Brought in by the butler, I’d found my grandmother sitting at her antique desk in the morning room. I stood in front of the fireplace for some moments, my eyes stinging and my heart aching, before she finally looked up.

“So you’re Lena,” she’d said, looking me up and down, from the lumpy coat my mother had made before her hands grew frail in illness, wasting away like her heart since my father’s death six months previously, down to my feet crammed into cheap, too-small shoes that had been all my loving but sadly unskilled father had been able to afford. “Not much of a beauty,” she’d said crisply, with some regret.

It was raining in London today, too.

As Alejandro’s driver waited, holding open my door, I shivered, looking up at the white mansion. I felt suddenly fourteen again. Except now I was going to face my cousin.

Claudie and I were the same age, but she was so different in looks and manner that we could have been born on opposite sides of not just the Atlantic, but the universe.

When I’d first come to the house—devastated by the loss of both my mother and my father within six short months—I’d tried so hard to make my beautiful, spoiled cousin like me, but she’d scorned me on sight. She’d been determined to drive me from the house. Especially once grandmother died and she saw the terms of the will. And she’d finally gotten her wish. She’d won....

“What are you waiting for?” Alejandro said impatiently. “Get out of the car.”

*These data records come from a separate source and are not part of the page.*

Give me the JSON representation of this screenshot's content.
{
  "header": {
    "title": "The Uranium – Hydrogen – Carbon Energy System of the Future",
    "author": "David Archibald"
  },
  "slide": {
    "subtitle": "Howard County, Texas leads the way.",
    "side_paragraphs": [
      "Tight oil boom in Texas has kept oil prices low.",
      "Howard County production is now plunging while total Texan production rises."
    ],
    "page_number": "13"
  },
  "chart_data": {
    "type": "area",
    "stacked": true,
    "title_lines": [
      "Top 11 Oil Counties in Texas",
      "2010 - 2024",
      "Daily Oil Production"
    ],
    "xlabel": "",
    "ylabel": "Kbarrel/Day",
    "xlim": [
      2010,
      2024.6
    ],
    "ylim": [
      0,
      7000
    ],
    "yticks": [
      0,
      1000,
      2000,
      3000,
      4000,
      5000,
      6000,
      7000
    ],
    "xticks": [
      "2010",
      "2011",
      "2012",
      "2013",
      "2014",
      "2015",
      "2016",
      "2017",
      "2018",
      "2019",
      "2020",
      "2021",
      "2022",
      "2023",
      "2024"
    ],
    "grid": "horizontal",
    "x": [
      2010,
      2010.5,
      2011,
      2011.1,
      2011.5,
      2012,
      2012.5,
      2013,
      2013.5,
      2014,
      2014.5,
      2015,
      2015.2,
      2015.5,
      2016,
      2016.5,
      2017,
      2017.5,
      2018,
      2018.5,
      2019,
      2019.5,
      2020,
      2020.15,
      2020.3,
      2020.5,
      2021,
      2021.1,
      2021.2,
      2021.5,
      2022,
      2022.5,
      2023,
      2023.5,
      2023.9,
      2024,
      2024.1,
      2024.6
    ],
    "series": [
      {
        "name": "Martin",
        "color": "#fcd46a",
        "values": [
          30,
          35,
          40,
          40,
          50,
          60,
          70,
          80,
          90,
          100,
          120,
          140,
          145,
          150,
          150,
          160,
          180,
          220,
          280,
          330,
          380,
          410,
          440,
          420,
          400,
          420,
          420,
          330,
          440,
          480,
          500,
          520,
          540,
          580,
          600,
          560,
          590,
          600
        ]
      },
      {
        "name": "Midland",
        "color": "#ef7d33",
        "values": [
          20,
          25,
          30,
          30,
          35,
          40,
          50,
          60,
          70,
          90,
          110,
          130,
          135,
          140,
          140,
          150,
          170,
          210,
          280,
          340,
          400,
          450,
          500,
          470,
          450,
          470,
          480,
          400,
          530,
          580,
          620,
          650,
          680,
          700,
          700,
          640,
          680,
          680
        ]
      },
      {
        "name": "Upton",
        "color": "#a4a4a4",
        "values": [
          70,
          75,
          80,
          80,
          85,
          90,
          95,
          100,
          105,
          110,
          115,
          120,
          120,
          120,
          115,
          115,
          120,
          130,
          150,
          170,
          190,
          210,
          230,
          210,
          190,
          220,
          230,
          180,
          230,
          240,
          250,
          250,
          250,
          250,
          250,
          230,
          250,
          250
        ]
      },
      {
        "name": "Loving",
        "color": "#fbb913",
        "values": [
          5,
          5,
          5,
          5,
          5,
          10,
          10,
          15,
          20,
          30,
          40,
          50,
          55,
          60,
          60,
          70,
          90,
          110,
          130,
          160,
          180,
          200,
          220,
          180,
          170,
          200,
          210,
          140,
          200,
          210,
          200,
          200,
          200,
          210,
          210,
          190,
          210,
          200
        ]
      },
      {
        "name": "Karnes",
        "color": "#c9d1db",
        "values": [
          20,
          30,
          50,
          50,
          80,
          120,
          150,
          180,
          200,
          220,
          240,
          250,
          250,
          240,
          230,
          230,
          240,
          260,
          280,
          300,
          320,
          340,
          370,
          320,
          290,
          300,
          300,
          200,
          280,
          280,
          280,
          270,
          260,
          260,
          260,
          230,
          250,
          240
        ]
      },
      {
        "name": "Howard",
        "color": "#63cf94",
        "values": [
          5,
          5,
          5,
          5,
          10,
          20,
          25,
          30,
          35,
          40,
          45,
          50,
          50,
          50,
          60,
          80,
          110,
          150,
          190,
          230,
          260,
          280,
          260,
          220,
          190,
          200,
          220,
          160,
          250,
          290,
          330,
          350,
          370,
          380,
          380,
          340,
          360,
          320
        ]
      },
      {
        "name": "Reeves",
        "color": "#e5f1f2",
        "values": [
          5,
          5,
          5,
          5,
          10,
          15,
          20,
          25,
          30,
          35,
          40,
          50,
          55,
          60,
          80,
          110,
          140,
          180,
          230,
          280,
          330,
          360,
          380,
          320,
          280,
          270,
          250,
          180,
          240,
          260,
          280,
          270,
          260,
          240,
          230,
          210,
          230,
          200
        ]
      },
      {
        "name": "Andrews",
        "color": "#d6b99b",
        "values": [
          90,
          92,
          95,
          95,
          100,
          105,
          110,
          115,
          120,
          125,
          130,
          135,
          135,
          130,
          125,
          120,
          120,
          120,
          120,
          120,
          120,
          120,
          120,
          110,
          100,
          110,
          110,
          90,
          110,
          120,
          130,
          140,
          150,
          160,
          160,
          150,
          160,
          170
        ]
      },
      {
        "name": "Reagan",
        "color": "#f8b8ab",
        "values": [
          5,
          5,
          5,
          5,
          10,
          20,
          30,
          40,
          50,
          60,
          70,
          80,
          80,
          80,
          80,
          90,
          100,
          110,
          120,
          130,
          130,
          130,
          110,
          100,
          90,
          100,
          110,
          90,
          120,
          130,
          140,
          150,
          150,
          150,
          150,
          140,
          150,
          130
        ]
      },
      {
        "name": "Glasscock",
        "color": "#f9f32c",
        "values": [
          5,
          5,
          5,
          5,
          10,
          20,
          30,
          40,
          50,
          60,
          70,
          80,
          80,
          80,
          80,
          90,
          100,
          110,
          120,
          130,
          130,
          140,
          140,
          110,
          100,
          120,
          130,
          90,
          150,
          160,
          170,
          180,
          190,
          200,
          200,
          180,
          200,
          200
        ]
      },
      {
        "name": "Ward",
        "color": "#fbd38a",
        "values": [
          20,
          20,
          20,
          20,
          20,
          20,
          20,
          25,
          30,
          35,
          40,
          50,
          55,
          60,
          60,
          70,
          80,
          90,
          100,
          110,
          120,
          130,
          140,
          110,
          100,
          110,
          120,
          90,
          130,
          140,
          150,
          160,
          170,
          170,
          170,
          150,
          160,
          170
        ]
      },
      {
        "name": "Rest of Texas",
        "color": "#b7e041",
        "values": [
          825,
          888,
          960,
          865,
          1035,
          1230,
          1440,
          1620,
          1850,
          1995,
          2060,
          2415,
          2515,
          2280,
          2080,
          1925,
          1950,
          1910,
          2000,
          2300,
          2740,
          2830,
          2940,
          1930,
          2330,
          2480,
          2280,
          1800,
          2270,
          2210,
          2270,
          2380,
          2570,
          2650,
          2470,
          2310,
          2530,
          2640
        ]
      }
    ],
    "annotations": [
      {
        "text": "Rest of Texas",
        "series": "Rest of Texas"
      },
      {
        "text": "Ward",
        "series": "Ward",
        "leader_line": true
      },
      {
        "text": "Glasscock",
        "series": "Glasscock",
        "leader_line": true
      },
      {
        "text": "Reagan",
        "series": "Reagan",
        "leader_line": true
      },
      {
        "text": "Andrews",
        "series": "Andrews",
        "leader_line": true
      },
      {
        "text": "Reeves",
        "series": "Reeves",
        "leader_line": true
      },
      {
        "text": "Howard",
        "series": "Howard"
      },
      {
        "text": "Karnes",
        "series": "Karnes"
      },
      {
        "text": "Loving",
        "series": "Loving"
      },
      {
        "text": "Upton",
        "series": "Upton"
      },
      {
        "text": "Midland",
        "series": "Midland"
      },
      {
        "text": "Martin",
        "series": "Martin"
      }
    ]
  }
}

“I changed my mind. I don’t need to go in.”

“Too bad. You’re going.”

He looked far too handsome and rested. He’d slept and showered on his private jet. He was in a fresh suit. I, on the other hand, hadn’t slept at all since yesterday. After an interminable visit to a private hospital in San Miguel de Allende, where he’d paid a small fortune for the DNA test, we’d gotten on his private 747 and I’d spent the long flight walking back and forth in the cabin, trying to calm Miguel enough to sleep. But the cabin pressure hurt his ears, and only my continual walking soothed him. So I’d gotten exercise, at least, using the aisle of Alejandro’s jet as my own private treadmill.